(498g) Ultrathin Hydrophobic Polyamide Nanofilms for Crude Oil Fractionation

Hydrocarbon separation is an energy-intensive process that is currently dominated by thermal distillation¹. Membrane techniques without phase changes can offer an energy-efficient alternative, but require membranes which are (i) stable in organic solvents; (ii) capable of enriching permeate streams in selected crude oil molecules; and (iii) have high permeance. While membranes have been widely utilized for sea water desalination and gas separation, it remains challenging to apply them in large-scale oil fractionation processes due to a lack of materials which are stable and selective in hydrocarbon liquids. Polymers of intrinsic microporosity (PIMs) and epoxysilicone have been used for processing non-polar liquids in organic solvent nanofiltration (OSN), and have been sucessfuldue to the hydrophobic nature of these materials. However, they can becomesignificantly swollen and plasticized in organic solvents, which hinders their application in separating small liquid hydrocarbon molecules. To overcome this issue, rigid PIM-like membranes were fabricated from spirocyclic polymers with aryl-N-aryl linkage. By locking the interconnectivity, the membranes demonstrated class-based separations of light crude oil molecules, but this was coupled with a penalty of low permeance due to the thick separation layer created from spin coating technique. By contrast, interfacial polymerization has been widely used to fabricate ultrathin polyamide and polyester films as the selective layer in thin film composite (TFC) membranes, enabling high solvent transport rates and an enduring separation performance in OSN. However, the hydrophilic nature of polyamide and polyester networks leads to limited permeance (typically below 5 L.m^-2.h^-1.bar^-1) of non-polar solvents such as toluene. Therefore, hydrophobic ultrathin nanofilms with high permeances are of great interest for hydrocarbon separations.

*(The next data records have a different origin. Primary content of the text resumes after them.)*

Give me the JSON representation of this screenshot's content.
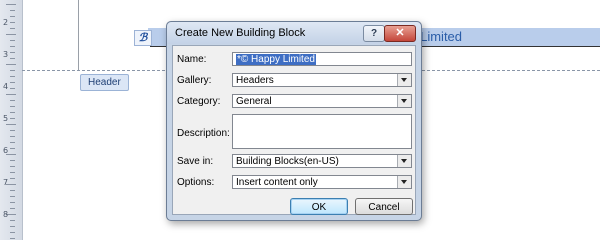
{
  "document": {
    "header_tag": "Header",
    "header_text_visible": "y Limited"
  },
  "dialog": {
    "title": "Create New Building Block",
    "help_glyph": "?",
    "close_glyph": "✕",
    "fields": {
      "name": {
        "label": "Name:",
        "value": "*© Happy Limited"
      },
      "gallery": {
        "label": "Gallery:",
        "value": "Headers"
      },
      "category": {
        "label": "Category:",
        "value": "General"
      },
      "description": {
        "label": "Description:",
        "value": ""
      },
      "save_in": {
        "label": "Save in:",
        "value": "Building Blocks(en-US)"
      },
      "options": {
        "label": "Options:",
        "value": "Insert content only"
      }
    },
    "ok_label": "OK",
    "cancel_label": "Cancel"
  },
  "ruler": {
    "numbers": [
      "2",
      "3",
      "4",
      "5",
      "6",
      "7",
      "8"
    ]
  },
  "colors": {
    "selection": "#3e6ec4",
    "header_highlight": "#b9cdeb",
    "dialog_frame": "#c6d4e6",
    "close_button": "#c4463a"
  }
}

In this work, we synthesized multiblock oligomer amines, which comprised a central amine segment with two hydrophobic oligomer blocks, and used them to fabricate hydrophobic polyamide nanofilms by interfacial polymerization from self-assembled vesicles. These polyamide nanofilms provide transport of hydrophobic liquids more than 100 times faster than that of conventional hydrophilic counterparts. In the fractionation of light crude oil, manipulation of the film thickness down to ~10 nanometers achieves permeance one order of magnitude higher than that of current state-of-the-art hydrophobic membranes while retaining comparable size- and class-based separation. This high permeance can markedly reduce plant footprint, which expands the potential for using membranes made of ultrathin nanofilms in crude oil fractionation.